You basically create a data structure like so:
struct DiskBuffer<IO: Write> {
device: IO,
read: usize,
buffer: [u8; 8 * 1024]
}
impl<IO: Write> DiskBuffer<IO> {
fn new(device: IO) -> DiskBuffer<IO> {
DiskBuffer { buffer: [0u8; 8 * 1024], read: 0, device: device }
}
fn write(&mut self, data: &[u8]) -> Result<usize, Error> {
let length = data.len();
if self.read + length > 8 * 1024 {
self.device.write(&self.buffer[0..self.read])?;
self.buffer[0..length].copy_from_slice(data);
self.read = length;
} else {
self.buffer[self.read..self.read+length].copy_from_slice(data);
self.read += length;
}
Ok(length)
}
}
No need for unsafe
Okay but... it's really slow despite the stack buffer. What am I doing wrong?
numtoa buffered: 6153 ms
itoa buffered: 898 ms
extern crate itoa;
extern crate numtoa;
extern crate time;
use numtoa::NumToA;
use std::fs::File;
use std::io::{Error, Write};
use std::{cmp, mem};
struct DiskBuffer<IO: Write> {
device: IO,
read: usize,
buffer: [u8; 8 * 1024]
}
impl<IO: Write> DiskBuffer<IO> {
fn new(device: IO) -> DiskBuffer<IO> {
DiskBuffer { buffer: [0u8; 8 * 1024], read: 0, device: device }
}
fn write(&mut self, data: &[u8]) -> Result<usize, Error> {
let length = data.len();
if self.read + length > 8 * 1024 {
self.device.write(&self.buffer[0..self.read])?;
self.buffer[0..length].copy_from_slice(data);
self.read = length;
} else {
self.buffer[self.read..self.read+length].copy_from_slice(data);
self.read += length;
}
Ok(length)
}
fn flush(&mut self) -> Result<usize, Error> {
self.device.write(&self.buffer[..self.read])?;
Ok(mem::replace(&mut self.read, 0))
}
}
fn main() {
let null = File::open("/dev/null").unwrap();
let numtoa_start = time::precise_time_ns() / 1_000_000;
let mut buffered = DiskBuffer::new(null);
let mut scratch = [0; 20];
for number in 0..100_000_000u64 {
let bytes = number.numtoa(10, &mut scratch);
let _ = buffered.write(&scratch[bytes..]);
}
let _ = buffered.flush();
let numtoa_end = time::precise_time_ns() / 1_000_000;
println!("numtoa buffered: {} ms", numtoa_end - numtoa_start);
let mut null = File::open("/dev/null").unwrap();
let itoa_start = time::precise_time_ns() / 1_000_000;
let mut number = 0;
let mut buf = Vec::with_capacity(8192);
while number < 100_000_000u64 {
for number in number .. cmp::min(number + 1024, 100_000_000) {
let _ = itoa::write(&mut buf, number);
}
let _ = null.write_all(&buf);
buf.clear();
number += 1024;
}
let itoa_end = time::precise_time_ns() / 1_000_000;
println!("itoa buffered: {} ms", itoa_end - itoa_start);
}
Also if you copied that DiskBuffer code from some project of yours, you should update it to use Write::write_all because the existing code will silently lose data. Unfortunately:panda_face: that makes it even slower.

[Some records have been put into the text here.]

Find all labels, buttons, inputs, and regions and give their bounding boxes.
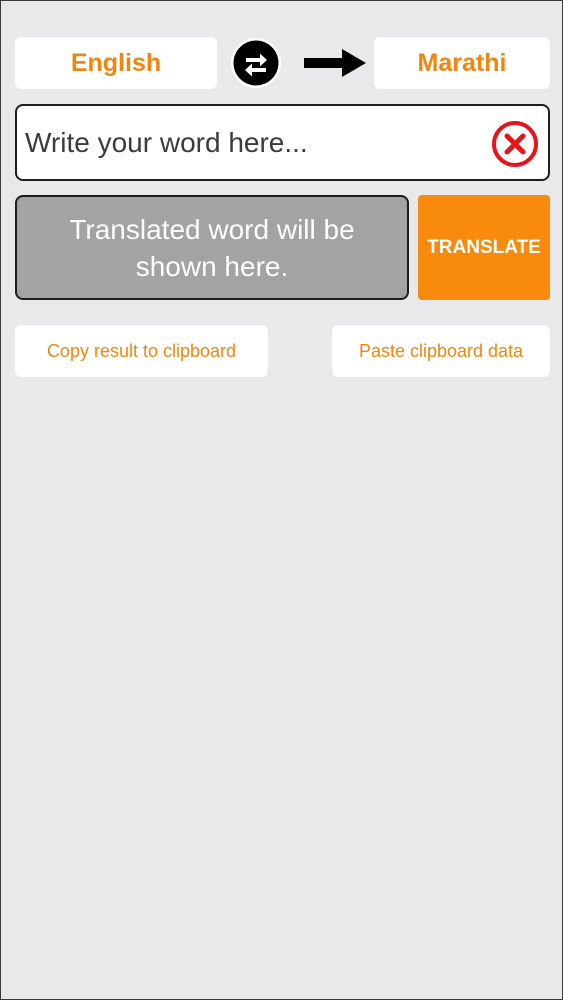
- result-placeholder-text: Translated word will be shown here.: [69, 213, 355, 282]
- translate-button[interactable]: TRANSLATE: [418, 195, 550, 300]
- translation-result-box: Translated word will be shown here.: [15, 195, 409, 300]
- paste-clipboard-button[interactable]: Paste clipboard data: [332, 325, 550, 377]
- word-input-container: [15, 104, 550, 181]
- swap-languages-button[interactable]: [230, 37, 282, 89]
- target-language-label: Marathi: [417, 48, 507, 77]
- clear-input-button[interactable]: [490, 119, 540, 169]
- right-arrow-icon: [304, 49, 366, 77]
- source-language-button[interactable]: English: [15, 37, 217, 89]
- copy-result-button[interactable]: Copy result to clipboard: [15, 325, 268, 377]
- paste-clipboard-label: Paste clipboard data: [358, 340, 524, 361]
- swap-arrows-icon: [231, 38, 281, 88]
- translate-button-label: TRANSLATE: [427, 236, 541, 258]
- source-language-label: English: [70, 48, 162, 77]
- target-language-button[interactable]: Marathi: [374, 37, 550, 89]
- clear-circle-x-icon: [492, 121, 538, 167]
- word-input[interactable]: [25, 106, 485, 179]
- copy-result-label: Copy result to clipboard: [46, 340, 237, 361]
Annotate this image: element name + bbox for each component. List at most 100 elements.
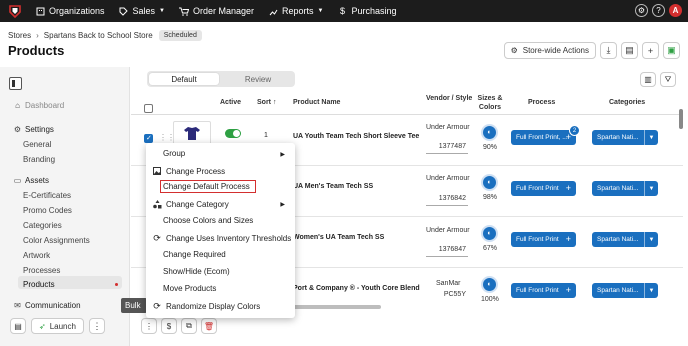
nav-order-manager[interactable]: Order Manager <box>179 6 254 16</box>
page-title: Products <box>8 43 65 58</box>
sidebar-item-processes[interactable]: Processes <box>23 266 60 275</box>
storewide-actions-button[interactable]: ⚙ Store-wide Actions <box>503 42 596 59</box>
sidebar-item-color-assignments[interactable]: Color Assignments <box>23 236 90 245</box>
breadcrumb-store[interactable]: Spartans Back to School Store <box>44 31 153 40</box>
add-button[interactable]: + <box>642 42 659 59</box>
bulk-copy-button[interactable]: ⧉ <box>181 318 197 334</box>
menu-item-label: Show/Hide (Ecom) <box>163 267 230 276</box>
nav-organizations[interactable]: Organizations <box>35 6 105 16</box>
menu-item-move-products[interactable]: Move Products <box>163 284 216 293</box>
process-button[interactable]: Full Front Print + <box>511 181 576 196</box>
bulk-more-button[interactable]: ⋮ <box>141 318 157 334</box>
menu-item-change-inventory-thresholds[interactable]: ⟳ Change Uses Inventory Thresholds <box>152 233 291 243</box>
help-icon[interactable]: ? <box>652 4 665 17</box>
select-all-checkbox[interactable] <box>144 104 153 113</box>
process-button[interactable]: Full Front Print, ... + <box>511 130 576 145</box>
gear-icon: ⚙ <box>510 46 518 55</box>
menu-item-randomize-colors[interactable]: ⟳ Randomize Display Colors <box>152 301 260 311</box>
bulk-price-button[interactable]: $ <box>161 318 177 334</box>
sidebar-item-assets[interactable]: ▭ Assets <box>13 176 49 185</box>
store-icon: ▤ <box>14 321 22 331</box>
tab-default[interactable]: Default <box>149 73 219 85</box>
menu-item-change-category[interactable]: Change Category <box>152 199 229 209</box>
vendor-name: SanMar <box>436 280 461 287</box>
style-field[interactable]: PC55Y <box>426 291 468 302</box>
category-dropdown[interactable]: Spartan Nati... ▼ <box>592 283 658 298</box>
sidebar-item-communication[interactable]: ✉ Communication <box>13 301 80 310</box>
style-field[interactable]: 1376847 <box>426 246 468 257</box>
sidebar-item-settings[interactable]: ⚙ Settings <box>13 125 54 134</box>
scrollbar-thumb[interactable] <box>679 109 683 129</box>
process-button[interactable]: Full Front Print + <box>511 232 576 247</box>
sidebar-item-promo-codes[interactable]: Promo Codes <box>23 206 72 215</box>
sidebar-toggle-icon[interactable] <box>9 77 22 90</box>
palette-icon: ◐ <box>487 179 492 186</box>
storefront-button[interactable]: ▤ <box>10 318 26 334</box>
palette-icon: ◐ <box>487 129 492 136</box>
sidebar-item-general[interactable]: General <box>23 140 51 149</box>
trash-icon: 🗑 <box>203 321 215 331</box>
product-name[interactable]: Port & Company ® - Youth Core Blend <box>293 285 420 292</box>
plus-icon: + <box>565 183 571 193</box>
bulk-tooltip: Bulk <box>121 298 147 313</box>
sidebar-item-e-certificates[interactable]: E-Certificates <box>23 191 71 200</box>
save-icon: ▣ <box>667 45 676 55</box>
active-toggle[interactable] <box>225 129 241 138</box>
columns-button[interactable]: ▥ <box>640 72 656 87</box>
launch-button[interactable]: ➶ Launch <box>31 318 84 334</box>
style-field[interactable]: 1376842 <box>426 195 468 206</box>
menu-item-group[interactable]: Group <box>163 149 185 158</box>
row-checkbox[interactable] <box>144 134 153 143</box>
sizes-colors-button[interactable]: ◐ <box>481 276 498 293</box>
nav-purchasing-label: Purchasing <box>351 6 397 16</box>
category-dropdown[interactable]: Spartan Nati... ▼ <box>592 232 658 247</box>
sizes-colors-button[interactable]: ◐ <box>481 225 498 242</box>
save-button[interactable]: ▣ <box>663 42 680 59</box>
sizes-colors-button[interactable]: ◐ <box>481 124 498 141</box>
sizes-colors-percent: 90% <box>483 144 498 151</box>
notification-dot <box>115 283 118 286</box>
category-dropdown[interactable]: Spartan Nati... ▼ <box>592 181 658 196</box>
breadcrumb-stores[interactable]: Stores <box>8 31 31 40</box>
sidebar-item-artwork[interactable]: Artwork <box>23 251 50 260</box>
vertical-scrollbar[interactable] <box>679 103 684 333</box>
logo-icon[interactable] <box>8 4 22 18</box>
menu-item-change-required[interactable]: Change Required <box>163 250 226 259</box>
product-name[interactable]: UA Men's Team Tech SS <box>293 183 373 190</box>
product-name[interactable]: Women's UA Team Tech SS <box>293 234 384 241</box>
category-dropdown[interactable]: Spartan Nati... ▼ <box>592 130 658 145</box>
sidebar-item-label: Promo Codes <box>23 206 72 215</box>
sizes-colors-button[interactable]: ◐ <box>481 174 498 191</box>
menu-item-choose-colors-sizes[interactable]: Choose Colors and Sizes <box>163 216 253 225</box>
header-sort[interactable]: Sort ↑ <box>257 99 276 106</box>
sidebar-item-products[interactable]: Products <box>23 280 55 289</box>
filter-button[interactable]: ⛛ <box>660 72 676 87</box>
print-button[interactable]: ▤ <box>621 42 638 59</box>
style-field[interactable]: 1377487 <box>426 143 468 154</box>
product-name[interactable]: UA Youth Team Tech Short Sleeve Tee <box>293 133 419 140</box>
more-vertical-icon: ⋮ <box>92 320 102 331</box>
settings-icon[interactable]: ⚙ <box>635 4 648 17</box>
header-sort-label: Sort <box>257 99 271 106</box>
sidebar-item-branding[interactable]: Branding <box>23 155 55 164</box>
download-button[interactable]: ⤓ <box>600 42 617 59</box>
menu-item-change-process[interactable]: Change Process <box>152 166 225 176</box>
menu-item-show-hide[interactable]: Show/Hide (Ecom) <box>163 267 230 276</box>
more-options-button[interactable]: ⋮ <box>88 318 105 334</box>
nav-reports[interactable]: Reports ▼ <box>268 6 324 16</box>
tab-review[interactable]: Review <box>223 73 293 85</box>
sidebar-item-categories[interactable]: Categories <box>23 221 62 230</box>
shapes-icon <box>152 199 162 209</box>
breadcrumb: Stores › Spartans Back to School Store S… <box>8 30 202 41</box>
chevron-down-icon: ▼ <box>317 8 324 14</box>
nav-purchasing[interactable]: $ Purchasing <box>338 6 397 16</box>
nav-reports-label: Reports <box>282 6 314 16</box>
sidebar-item-label: E-Certificates <box>23 191 72 200</box>
avatar[interactable]: A <box>669 4 682 17</box>
bulk-delete-button[interactable]: 🗑 <box>201 318 217 334</box>
menu-item-change-default-process[interactable]: Change Default Process <box>163 182 250 191</box>
category-label: Spartan Nati... <box>597 236 639 243</box>
process-button[interactable]: Full Front Print + <box>511 283 576 298</box>
sidebar-item-dashboard[interactable]: ⌂ Dashboard <box>13 101 64 110</box>
nav-sales[interactable]: Sales ▼ <box>119 6 165 16</box>
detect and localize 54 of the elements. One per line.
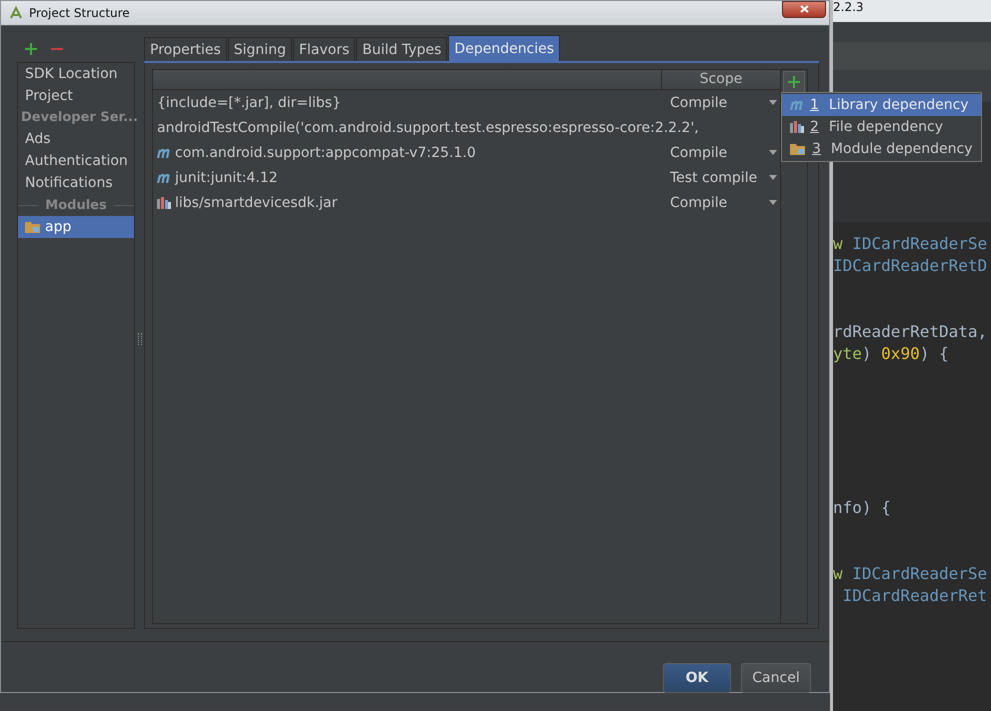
dependency-name: com.android.support:appcompat-v7:25.1.0 — [153, 144, 665, 160]
tab[interactable]: Signing — [228, 37, 292, 61]
cancel-button[interactable]: Cancel — [741, 663, 811, 693]
window-title: Project Structure — [29, 6, 130, 20]
dependency-name: libs/smartdevicesdk.jar — [153, 194, 665, 210]
scope-dropdown[interactable]: Compile — [665, 94, 780, 110]
library-icon — [790, 100, 804, 110]
sidebar-item[interactable]: Ads — [18, 128, 134, 150]
tab[interactable]: Properties — [144, 37, 227, 61]
ok-button[interactable]: OK — [663, 663, 731, 693]
caret-icon — [769, 150, 777, 155]
jar-icon — [790, 121, 804, 133]
code-line: w IDCardReaderSe — [833, 234, 988, 253]
code-line: nfo) { — [833, 498, 891, 517]
tab[interactable]: Dependencies — [448, 35, 560, 61]
dependency-name: {include=[*.jar], dir=libs} — [156, 94, 342, 110]
menu-item[interactable]: 3 Module dependency — [782, 138, 981, 160]
scope-dropdown[interactable]: Compile — [665, 144, 780, 160]
library-icon — [157, 172, 171, 182]
version-text: 2.2.3 — [833, 0, 864, 14]
column-header: Scope — [698, 70, 744, 89]
tab[interactable]: Build Types — [356, 37, 448, 61]
tab[interactable]: Flavors — [292, 37, 356, 61]
sidebar-item[interactable]: Authentication — [18, 150, 134, 172]
code-line: IDCardReaderRetD — [833, 256, 988, 275]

It's not from existing code. I'm not sure why that would be slower though.
I'm not sure either but thanks for your help in this issue and my many other ones :smile:. At this point I have spent as many hours as I am willing honestly trying to get numtoa to be faster than itoa for the use case described in the readme and I am ready to give up. I will be interested to hear if you come up with anything to solve this in the future.
I'll investigate for performance improvements at a later time when I can.